- Born: April 12, 1900 Sharps Chapel, Tennessee, US
- Died: August 3, 1986 (aged 86) Knoxville, Tennessee, US
- Occupations: poet, songwriter, labor and civil rights activist
- Spouse: Sam Reece
- Children: 10

= Florence Reece =

American social activist, poet and folksong writer (1900-1986)

Florence Reece (April 12, 1900 - August 3, 1986) was an American social activist, poet, and folksong writer.
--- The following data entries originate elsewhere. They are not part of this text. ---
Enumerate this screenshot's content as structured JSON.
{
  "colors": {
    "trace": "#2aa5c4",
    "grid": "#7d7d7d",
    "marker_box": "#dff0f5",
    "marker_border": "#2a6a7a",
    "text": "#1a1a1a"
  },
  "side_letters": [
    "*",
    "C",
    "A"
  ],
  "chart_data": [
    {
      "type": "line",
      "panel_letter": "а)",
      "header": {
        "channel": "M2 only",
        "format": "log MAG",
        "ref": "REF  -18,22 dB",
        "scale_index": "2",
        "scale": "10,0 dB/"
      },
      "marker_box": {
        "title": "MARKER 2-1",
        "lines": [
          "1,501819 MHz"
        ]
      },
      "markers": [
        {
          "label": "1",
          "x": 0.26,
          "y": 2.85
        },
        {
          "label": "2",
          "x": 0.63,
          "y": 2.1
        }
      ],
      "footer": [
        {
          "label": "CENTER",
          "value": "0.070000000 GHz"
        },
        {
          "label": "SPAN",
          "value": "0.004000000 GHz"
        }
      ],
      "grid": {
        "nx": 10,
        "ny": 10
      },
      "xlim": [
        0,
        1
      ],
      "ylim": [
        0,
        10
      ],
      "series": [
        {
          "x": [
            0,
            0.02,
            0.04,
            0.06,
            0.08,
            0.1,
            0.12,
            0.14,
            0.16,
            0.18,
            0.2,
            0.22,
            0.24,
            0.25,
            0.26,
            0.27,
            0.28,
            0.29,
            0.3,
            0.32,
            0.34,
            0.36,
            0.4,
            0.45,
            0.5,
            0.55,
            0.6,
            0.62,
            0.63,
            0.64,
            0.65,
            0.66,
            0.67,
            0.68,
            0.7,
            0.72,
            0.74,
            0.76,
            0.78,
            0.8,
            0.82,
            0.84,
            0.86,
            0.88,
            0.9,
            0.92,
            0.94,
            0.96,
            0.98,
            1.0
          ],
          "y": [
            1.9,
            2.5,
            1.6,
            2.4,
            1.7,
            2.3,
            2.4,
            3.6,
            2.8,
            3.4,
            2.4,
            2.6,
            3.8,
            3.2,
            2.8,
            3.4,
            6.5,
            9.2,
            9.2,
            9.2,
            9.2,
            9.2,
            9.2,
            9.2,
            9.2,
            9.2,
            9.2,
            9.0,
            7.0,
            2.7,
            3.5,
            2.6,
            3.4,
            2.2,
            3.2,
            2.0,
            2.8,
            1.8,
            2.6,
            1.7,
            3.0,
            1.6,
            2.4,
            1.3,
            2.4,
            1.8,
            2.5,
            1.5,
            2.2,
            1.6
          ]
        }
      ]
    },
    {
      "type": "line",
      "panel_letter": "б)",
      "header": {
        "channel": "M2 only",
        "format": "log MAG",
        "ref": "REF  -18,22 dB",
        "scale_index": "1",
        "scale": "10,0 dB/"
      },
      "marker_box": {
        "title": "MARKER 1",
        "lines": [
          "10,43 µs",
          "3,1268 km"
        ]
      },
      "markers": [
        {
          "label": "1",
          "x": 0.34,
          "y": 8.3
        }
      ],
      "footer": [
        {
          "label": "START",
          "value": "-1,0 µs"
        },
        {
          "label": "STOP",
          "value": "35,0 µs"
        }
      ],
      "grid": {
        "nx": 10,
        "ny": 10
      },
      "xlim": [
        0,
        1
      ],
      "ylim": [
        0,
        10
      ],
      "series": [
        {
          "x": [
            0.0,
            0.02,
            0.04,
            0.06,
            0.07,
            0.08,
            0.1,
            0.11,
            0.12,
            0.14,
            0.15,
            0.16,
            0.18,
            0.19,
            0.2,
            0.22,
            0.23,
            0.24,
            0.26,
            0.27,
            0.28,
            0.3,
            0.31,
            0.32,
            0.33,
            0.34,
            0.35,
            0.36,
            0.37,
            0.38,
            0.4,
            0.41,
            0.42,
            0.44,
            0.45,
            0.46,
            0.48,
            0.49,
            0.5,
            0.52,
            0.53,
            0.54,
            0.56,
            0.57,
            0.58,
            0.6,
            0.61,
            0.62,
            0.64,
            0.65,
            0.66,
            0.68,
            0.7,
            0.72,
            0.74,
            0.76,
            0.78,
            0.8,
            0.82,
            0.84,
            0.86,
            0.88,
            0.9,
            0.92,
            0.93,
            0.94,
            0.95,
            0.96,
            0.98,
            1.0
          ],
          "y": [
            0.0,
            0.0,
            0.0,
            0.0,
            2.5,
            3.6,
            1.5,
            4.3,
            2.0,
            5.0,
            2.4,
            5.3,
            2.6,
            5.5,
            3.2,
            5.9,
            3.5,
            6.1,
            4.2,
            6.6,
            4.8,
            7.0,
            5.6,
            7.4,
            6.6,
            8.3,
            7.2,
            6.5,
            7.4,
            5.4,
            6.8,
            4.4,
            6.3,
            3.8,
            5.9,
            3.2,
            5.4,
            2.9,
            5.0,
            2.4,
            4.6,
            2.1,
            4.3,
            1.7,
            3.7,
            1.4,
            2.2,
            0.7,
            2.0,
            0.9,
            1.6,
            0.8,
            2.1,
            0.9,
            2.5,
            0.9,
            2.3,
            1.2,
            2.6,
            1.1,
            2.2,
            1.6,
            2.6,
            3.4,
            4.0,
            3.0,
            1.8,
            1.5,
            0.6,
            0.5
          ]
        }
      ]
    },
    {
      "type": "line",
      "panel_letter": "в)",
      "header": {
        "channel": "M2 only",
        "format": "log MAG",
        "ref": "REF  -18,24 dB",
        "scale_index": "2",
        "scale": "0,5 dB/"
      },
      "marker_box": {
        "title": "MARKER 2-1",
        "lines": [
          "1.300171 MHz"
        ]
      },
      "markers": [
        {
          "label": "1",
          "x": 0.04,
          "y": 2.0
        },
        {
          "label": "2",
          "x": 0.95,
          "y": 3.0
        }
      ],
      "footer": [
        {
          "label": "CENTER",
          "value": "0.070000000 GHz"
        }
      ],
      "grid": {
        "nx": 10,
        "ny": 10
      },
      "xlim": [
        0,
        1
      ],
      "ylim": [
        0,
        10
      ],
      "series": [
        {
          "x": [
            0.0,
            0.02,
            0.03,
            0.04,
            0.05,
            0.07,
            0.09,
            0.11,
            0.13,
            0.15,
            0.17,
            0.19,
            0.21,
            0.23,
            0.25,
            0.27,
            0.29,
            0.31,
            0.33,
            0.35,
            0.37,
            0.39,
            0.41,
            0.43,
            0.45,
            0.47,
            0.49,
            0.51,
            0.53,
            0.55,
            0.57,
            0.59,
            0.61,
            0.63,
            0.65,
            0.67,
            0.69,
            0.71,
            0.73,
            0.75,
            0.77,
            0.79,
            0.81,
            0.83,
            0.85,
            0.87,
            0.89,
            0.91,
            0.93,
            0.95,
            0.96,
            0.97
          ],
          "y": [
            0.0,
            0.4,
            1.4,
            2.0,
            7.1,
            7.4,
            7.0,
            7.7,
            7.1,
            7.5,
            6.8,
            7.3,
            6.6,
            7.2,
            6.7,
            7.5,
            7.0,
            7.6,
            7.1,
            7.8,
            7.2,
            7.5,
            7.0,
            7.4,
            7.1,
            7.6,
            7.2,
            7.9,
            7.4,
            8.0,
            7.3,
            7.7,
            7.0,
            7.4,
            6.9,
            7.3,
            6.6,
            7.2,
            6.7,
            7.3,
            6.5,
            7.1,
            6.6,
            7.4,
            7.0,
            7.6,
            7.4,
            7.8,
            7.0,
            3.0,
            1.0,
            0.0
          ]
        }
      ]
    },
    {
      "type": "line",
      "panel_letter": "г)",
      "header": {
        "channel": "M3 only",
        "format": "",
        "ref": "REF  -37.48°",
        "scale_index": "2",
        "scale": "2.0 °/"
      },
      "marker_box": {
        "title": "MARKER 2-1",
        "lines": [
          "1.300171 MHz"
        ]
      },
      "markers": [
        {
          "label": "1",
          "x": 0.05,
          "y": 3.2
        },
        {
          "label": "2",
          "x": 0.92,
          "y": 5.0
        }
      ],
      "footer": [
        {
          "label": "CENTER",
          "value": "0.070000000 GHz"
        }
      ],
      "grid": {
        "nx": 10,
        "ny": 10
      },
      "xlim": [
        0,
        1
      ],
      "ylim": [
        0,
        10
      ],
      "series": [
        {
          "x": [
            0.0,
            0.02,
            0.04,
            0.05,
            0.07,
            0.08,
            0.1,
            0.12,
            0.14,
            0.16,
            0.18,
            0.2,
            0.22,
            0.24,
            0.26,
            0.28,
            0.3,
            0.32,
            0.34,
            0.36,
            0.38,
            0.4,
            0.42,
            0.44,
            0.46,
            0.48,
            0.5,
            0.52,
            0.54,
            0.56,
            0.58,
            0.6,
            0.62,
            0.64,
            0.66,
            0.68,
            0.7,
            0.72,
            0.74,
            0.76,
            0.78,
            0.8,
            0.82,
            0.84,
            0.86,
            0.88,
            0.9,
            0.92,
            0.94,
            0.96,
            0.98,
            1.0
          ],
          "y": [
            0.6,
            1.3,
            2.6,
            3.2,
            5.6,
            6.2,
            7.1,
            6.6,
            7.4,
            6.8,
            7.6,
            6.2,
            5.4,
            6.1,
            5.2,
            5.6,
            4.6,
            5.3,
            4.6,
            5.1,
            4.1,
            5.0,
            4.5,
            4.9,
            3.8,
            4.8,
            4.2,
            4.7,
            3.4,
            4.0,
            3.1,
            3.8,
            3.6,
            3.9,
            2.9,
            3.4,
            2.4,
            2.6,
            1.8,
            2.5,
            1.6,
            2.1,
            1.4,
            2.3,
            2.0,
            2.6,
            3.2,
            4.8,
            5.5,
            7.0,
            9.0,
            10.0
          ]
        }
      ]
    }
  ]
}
She is best known for the song "Which Side Are You On?" which she originally wrote at the age of twelve while her father was out on strike with other coal miners, according to The Penguin Book of American Folk Song by Alan Lomax.

In 1931, during the Harlan County strike by the United Mine Workers of America and the National Miners Union, in which her husband was an organizer, Reece updated her song to the version known today.

==Biography==
Born in Sharps Chapel, Tennessee, the daughter and wife of coal miners, she is best known for the song "Which Side Are You On?". According to folklorist Alan Lomax who collected it from her in 1937, she wrote the song in 1912 when her father was out on strike, and then updated it in 1931 during the Harlan County War strike by the United Mine Workers of America and the National Miners Union in which her husband, Sam Reece, was an organizer.

Pete Seeger, collecting labor union songs, learned "Which Side Are You On" in 1940. The following year, it was recorded by the Almanac Singers in a version that gained a wide audience. More recently, Billy Bragg, Dropkick Murphys, Rebel Diaz, Natalie Merchant, Ani DiFranco, and Tom Morello each recorded their own interpretations of the song.

In 1931, the miners and the mine owners in southeastern Kentucky were locked in a bitter and violent struggle called the Harlan County War. In an attempt to intimidate the family of union leader Sam Reece, Sheriff J. H. Blair and his men, hired by the mining company, illegally entered their home in search of Reece. Reece had been warned in advance and escaped but his wife, Florence, and their children were terrorized. That night, after the men had gone, Florence wrote the lyrics to "Which Side Are You On?" on a calendar that hung in their kitchen. She took the melody from a traditional Baptist hymn, "Lay the Lily Low", or the traditional ballad "Jack Munro".

Reece appeared in the Academy Award-winning documentary film Harlan County, USA, singing her anthem to rally the striking miners. She was portrayed by Emily Bachynski in the second episode of the television show Damnation performing "Which Side Are You On?"

Florence and Sam Reece were married for 64 years until his death from pneumoconiosis (black lung) in 1978. After a lifetime of speaking on behalf of unions and social welfare issues, Florence Reece died of a heart attack in 1986 at the age of 86 in Knoxville, Tennessee.